Composition des dépositaires sur la Beacon Chain
Dune Analytics

D’un côté, certains experts estiment qu’en permettant de devenir validateur par la simple détention du capital, plus d’acteurs pourront participer à la décentralisation du réseau. Effectivement, il ne sera pas nécessaire de faire tourner des machines énergivores 24/24h et 7/7j mais juste verrouiller ses actifs et devenir ainsi validateur. De l’autre, certains pensent que les plus gros détenteurs d’ETH deviendront inévitablement de plus en plus gros jusqu’à, peut-être, mettre à mal la sécurité du réseau. 

Dans un écosystème qui prône et accorde une grande valeur à la décentralisation, au système trustless et à la confidentialité, cette centralisation laisse perplexe bien que nous tirerons des conclusions post-fusion. Une centralisation des ethers que nous avions évoqué dans l’article : Ethereum : ça se bouscule au portillon.

Une consommation d’énergie réduite à néant et c’est tout

Avec cette fusion du PoW au PoS, l’empreinte carbonne d’Ethereum devrait être réduite considérablement. Comme les validateurs n’utilisent pas d’ordinateurs surpuissants qui consomment une quantité astronomique d'électricité, la consommation d'énergie devrait baisser de 99,95%. Pas plus mal par les temps qui courent. Réduire la consommation d'électricité est l’une des conséquences principales de la fusion, mais contrairement aux idées reçues, la fusion n’étendra en rien l’évolutivité de la blockchain Ethereum en termes de vitesse et de coût de transaction. Autrement dit, post-fusion, nous verrons Ethereum traiter encore entre 13 et 20 transactions par seconde avec, selon les conditions de marché, des frais de transactions qui peuvent toujours affoler les compteurs. Ainsi, les conditions d'utilisation pour le simple utilisateur ne changeront pas après la fusion. 

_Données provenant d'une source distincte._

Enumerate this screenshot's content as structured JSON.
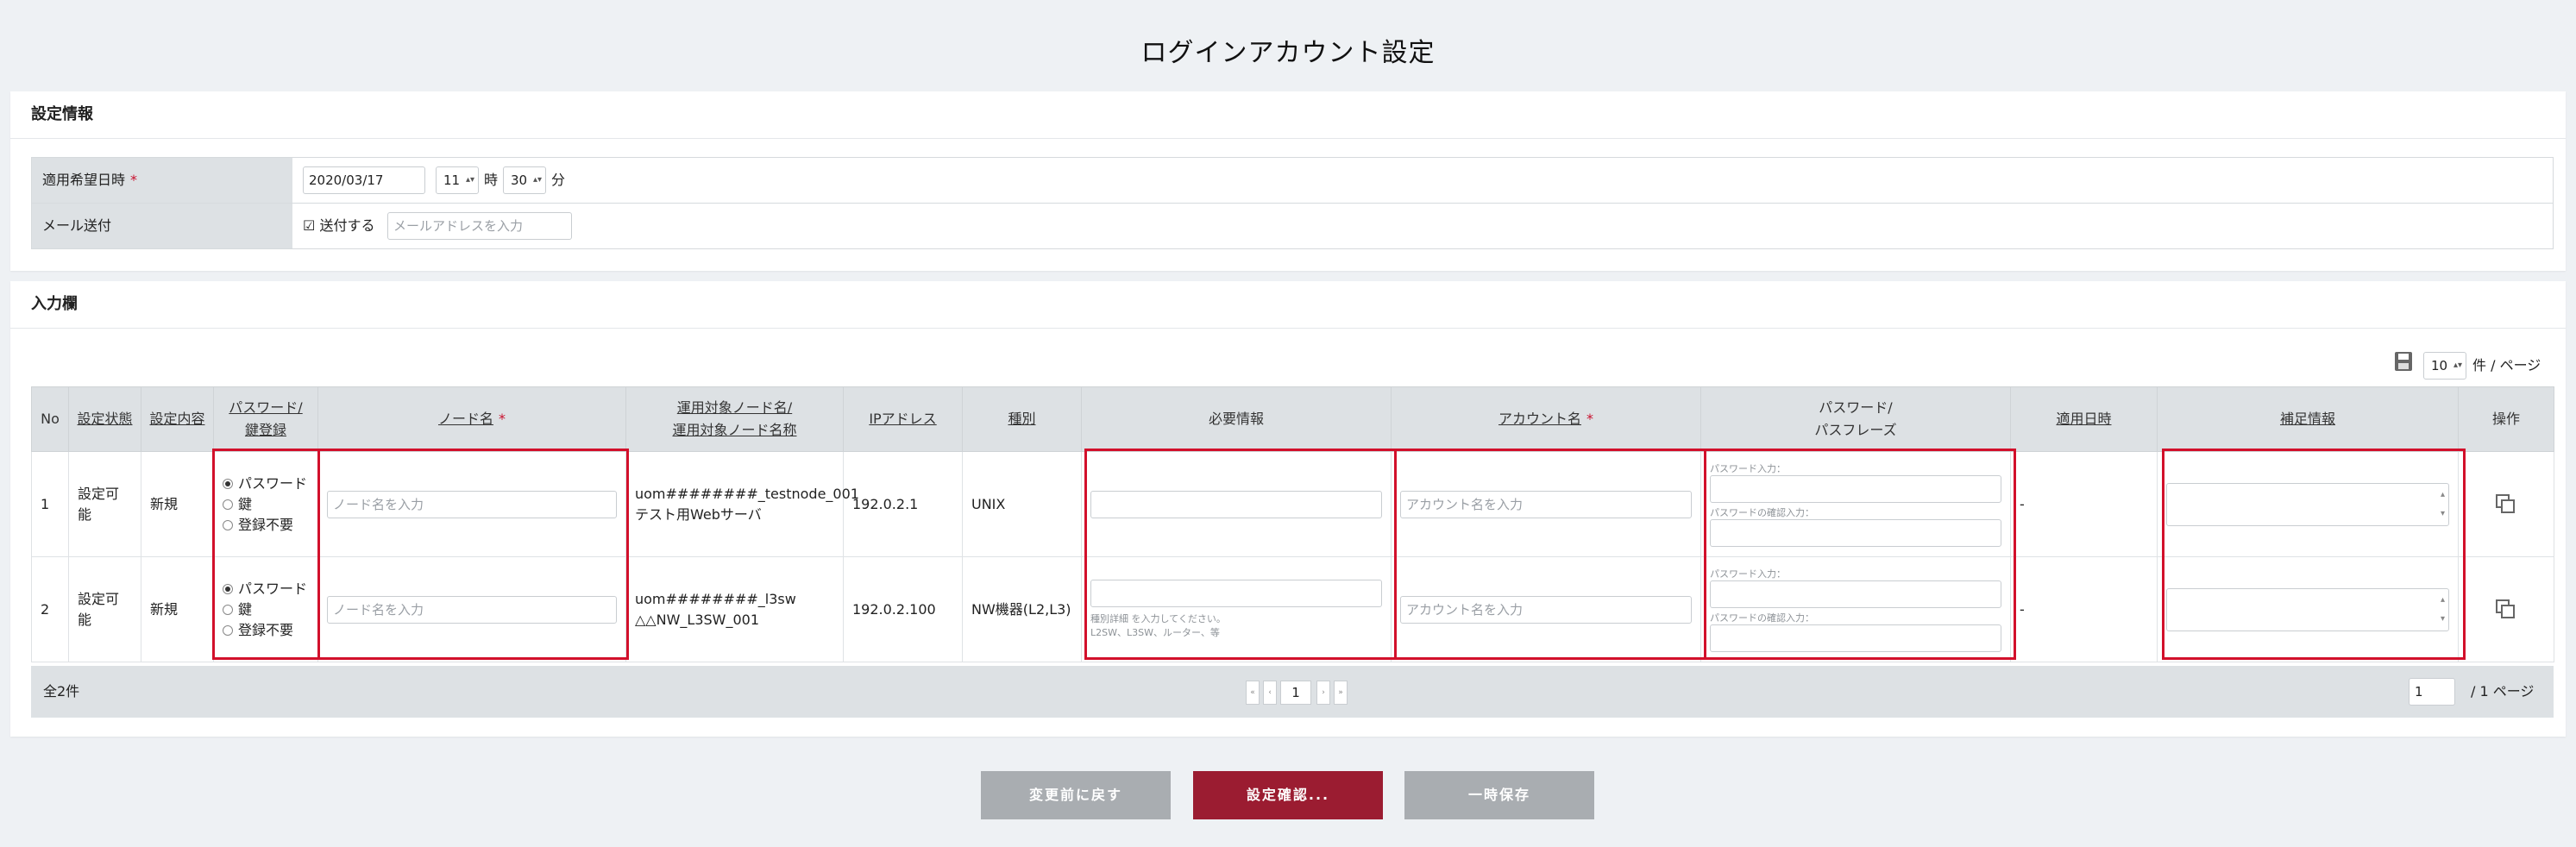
{
  "page": {
    "title": "ログインアカウント設定"
  },
  "settings": {
    "section_title": "設定情報",
    "date_label": "適用希望日時",
    "required_mark": "*",
    "date_value": "2020/03/17",
    "hour_value": "11",
    "hour_unit": "時",
    "minute_value": "30",
    "minute_unit": "分",
    "mail_label": "メール送付",
    "send_checkbox_label": "送付する",
    "send_checked": true,
    "mail_placeholder": "メールアドレスを入力"
  },
  "input_section": {
    "title": "入力欄",
    "per_page_value": "10",
    "per_page_unit": "件 / ページ",
    "columns": [
      "No",
      "設定状態",
      "設定内容",
      "パスワード/鍵登録",
      "ノード名",
      "運用対象ノード名/運用対象ノード名称",
      "IPアドレス",
      "種別",
      "必要情報",
      "アカウント名",
      "パスワード/パスフレーズ",
      "適用日時",
      "補足情報",
      "操作"
    ],
    "col_pwkey_line1": "パスワード/",
    "col_pwkey_line2": "鍵登録",
    "col_target_line1": "運用対象ノード名/",
    "col_target_line2": "運用対象ノード名称",
    "col_pass_line1": "パスワード/",
    "col_pass_line2": "パスフレーズ",
    "radio_password": "パスワード",
    "radio_key": "鍵",
    "radio_none": "登録不要",
    "node_placeholder": "ノード名を入力",
    "account_placeholder": "アカウント名を入力",
    "pw_input_label": "パスワード入力：",
    "pw_confirm_label": "パスワードの確認入力：",
    "rows": [
      {
        "no": "1",
        "status": "設定可能",
        "content": "新規",
        "target_name": "uom########_testnode_001",
        "target_label": "テスト用Webサーバ",
        "ip": "192.0.2.1",
        "type": "UNIX",
        "required_hint_line1": "",
        "required_hint_line2": "",
        "applied": "-"
      },
      {
        "no": "2",
        "status": "設定可能",
        "content": "新規",
        "target_name": "uom########_l3sw",
        "target_label": "△△NW_L3SW_001",
        "ip": "192.0.2.100",
        "type": "NW機器(L2,L3)",
        "required_hint_line1": "種別詳細 を入力してください。",
        "required_hint_line2": "L2SW、L3SW、ルーター、等",
        "applied": "-"
      }
    ],
    "total": "全2件",
    "current_page": "1",
    "page_input": "1",
    "page_total": "/ 1 ページ"
  },
  "buttons": {
    "revert": "変更前に戻す",
    "confirm": "設定確認...",
    "temp_save": "一時保存"
  },
  "colors": {
    "accent": "#9b1c31",
    "muted_button": "#a9adb1",
    "highlight_border": "#d2102b"
  }
}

Quand est-ce qu’Ethereum deviendra plus évolutif ? 

Le Graal de tout réseau Web3 est d’atteindre le trilemme des blockchains, d’ailleurs évoqué par Vitalik Buterin lui-même : scalabilité, décentralisation et sécurité. Si Bitcoin et Ethereum assurent, notamment grâce à la preuve de travail, la sécurité et la décentralisation de leur réseau, la scalabilité n’est pas au rendez-vous. Avec cinq transactions par seconde pour Bitcoin et entre 13 et 20 pour Ethereum, nous comprenons que l’adoption massive de ces réseaux est compromise, d’une part par la lenteur d’exécution, et de l’autre, par l’augmentation des coûts de transaction lorsqu’ils sont saturés. 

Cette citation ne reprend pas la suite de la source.